I agree with Bohrok and disagree with njama. Let's take it a step at a time. Your first differentiation of the numerator was correct, but the second one wasn't, and your latest try doesn't look right either.

What do you get for
$$\frac{d}{dx} 2xe^{x^2}~cos(e^{x^2} - 1)$$ ?

Also, you should NOT leave an answer as 0/e.

 

[RockPaper]

I agree with Bohrok and disagree with njama. Let's take it a step at a time. Your first differentiation of the numerator was correct, but the second one wasn't, and your latest try doesn't look right either.

What do you get for
$$\frac{d}{dx} 2xe^{x^2}~cos(e^{x^2} - 1)$$ ?

Also, you should NOT leave an answer as 0/e.

Thank you for clearing that up, so the limit as x->0 is 0

I get:
2e^x2+4x²e^x2cos(e^x2-1)-sin(e^x2-1)*2xe^x2*2xe^x2

 

[Mark44]

Thank you for clearing that up, so the limit as x->0 is 0

I get:
2e^x2+4x²e^x2cos(e^x2-1)-sin(e^x2-1)*2xe^x2*2xe^x2

Close, but you are missing a pair of necessary parentheses and one exponent is incorrect, according to my work.
Edit: the 3 exponent below should be 2.
(2e^x2+4x³e^x2)cos(e^x2-1)-sin(e^x2-1)*2xe^x2*2xe^x2

BTW
$$2xe^{x^2}*2xe^{x^2} = 4x^2e^{2x^2}$$

 

[RockPaper]

Close, but you are missing a pair of necessary parentheses and one exponent is incorrect, according to my work.

(2e^x2+4x³e^x2)cos(e^x2-1)-sin(e^x2-1)*2xe^x2*2xe^x2

BTW
$$2xe^{x^2}*2xe^{x^2} = 4x^2e^{2x^2}$$

I'm glad I finally got it because it took me a few tries to get it :/ which is typical.
I don't understand how it's 4x³.
And thank you for telling me that it's 4x^2e^(2x^2) because I didn't know how to simplify it :shy:

 

[Mark44]

You're right - that exponent shouldn't be 3. It took me several times checking to find what I did wrong.

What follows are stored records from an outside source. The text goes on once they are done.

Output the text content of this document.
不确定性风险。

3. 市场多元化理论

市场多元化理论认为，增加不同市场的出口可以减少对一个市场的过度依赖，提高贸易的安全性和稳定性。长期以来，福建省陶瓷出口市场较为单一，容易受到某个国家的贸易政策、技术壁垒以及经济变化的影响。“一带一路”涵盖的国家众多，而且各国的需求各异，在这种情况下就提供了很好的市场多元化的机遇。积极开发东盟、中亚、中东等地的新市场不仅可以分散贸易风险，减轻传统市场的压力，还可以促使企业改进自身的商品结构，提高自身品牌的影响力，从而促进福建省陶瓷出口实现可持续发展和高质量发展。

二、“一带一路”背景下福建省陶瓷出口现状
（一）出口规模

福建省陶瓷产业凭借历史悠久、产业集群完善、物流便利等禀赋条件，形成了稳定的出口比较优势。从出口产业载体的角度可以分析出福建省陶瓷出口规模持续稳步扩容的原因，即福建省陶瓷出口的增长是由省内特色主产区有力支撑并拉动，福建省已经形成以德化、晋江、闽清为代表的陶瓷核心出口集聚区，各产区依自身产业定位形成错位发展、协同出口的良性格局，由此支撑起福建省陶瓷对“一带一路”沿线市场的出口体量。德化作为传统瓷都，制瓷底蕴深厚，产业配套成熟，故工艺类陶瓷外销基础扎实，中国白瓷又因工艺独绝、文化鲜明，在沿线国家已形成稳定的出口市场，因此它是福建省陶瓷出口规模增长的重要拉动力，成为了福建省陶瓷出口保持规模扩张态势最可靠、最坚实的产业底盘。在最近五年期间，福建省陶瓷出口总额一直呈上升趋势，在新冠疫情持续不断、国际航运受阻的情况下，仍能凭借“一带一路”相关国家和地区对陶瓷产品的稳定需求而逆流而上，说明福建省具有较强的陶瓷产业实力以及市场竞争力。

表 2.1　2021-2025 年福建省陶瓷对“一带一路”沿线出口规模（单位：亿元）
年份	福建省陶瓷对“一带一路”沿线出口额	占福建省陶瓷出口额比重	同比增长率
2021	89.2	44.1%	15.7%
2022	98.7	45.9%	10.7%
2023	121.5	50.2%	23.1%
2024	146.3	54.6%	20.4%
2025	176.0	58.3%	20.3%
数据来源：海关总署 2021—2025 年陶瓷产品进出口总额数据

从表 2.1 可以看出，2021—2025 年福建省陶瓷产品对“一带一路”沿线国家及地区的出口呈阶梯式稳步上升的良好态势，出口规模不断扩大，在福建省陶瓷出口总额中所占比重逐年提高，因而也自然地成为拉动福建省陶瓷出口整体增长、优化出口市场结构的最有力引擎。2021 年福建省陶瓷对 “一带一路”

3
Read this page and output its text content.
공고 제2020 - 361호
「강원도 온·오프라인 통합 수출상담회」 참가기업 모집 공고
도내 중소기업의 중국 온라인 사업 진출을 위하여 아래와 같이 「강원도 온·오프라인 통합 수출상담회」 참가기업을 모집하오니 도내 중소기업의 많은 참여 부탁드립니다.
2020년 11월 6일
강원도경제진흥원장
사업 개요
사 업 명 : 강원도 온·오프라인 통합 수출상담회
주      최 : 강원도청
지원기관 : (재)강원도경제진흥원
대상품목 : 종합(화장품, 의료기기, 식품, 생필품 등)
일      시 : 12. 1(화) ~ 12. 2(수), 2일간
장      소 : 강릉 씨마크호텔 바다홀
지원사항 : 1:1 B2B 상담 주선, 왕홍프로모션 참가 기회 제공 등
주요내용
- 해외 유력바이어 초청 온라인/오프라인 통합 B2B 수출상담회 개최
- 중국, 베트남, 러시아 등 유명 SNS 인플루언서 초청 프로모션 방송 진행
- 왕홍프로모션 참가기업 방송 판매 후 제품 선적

$$d/dx(2xe^{x^2}~cos(e^{x^2} - 1)) = 2xe^{x^2}(-sin(e^{x^2} - 1) \cdot 2xe^{x^2}) + d/dx(2xe^{x^2}) \cdot cos(e^{x^2} - 1)$$
$$=-4x^2e^{2x^2}sin(e^{x^2} - 1) + (2e^{x^2} + 2x \cdot 2xe^{x^2})cos(e^{x^2} - 1)$$
$$= (2e^{x^2} + 4x^2e^{x^2})cos(e^{x^2} - 1) - 4x^2e^{2x^2} sin(e^{x^2} - 1)$$

 

[RockPaper]

Great! Thank you for the help... I actually added the parenthesis on my paper but somehow didn't do that when I wrote it on the computer. :| It took me a whole bunch of tries to get this right (even when I had an idea on what to do), I need to work on my math skills which I'm hoping to get better over the summer. Hopefully I'll finally gain full understanding on math once I practice and learn the rules.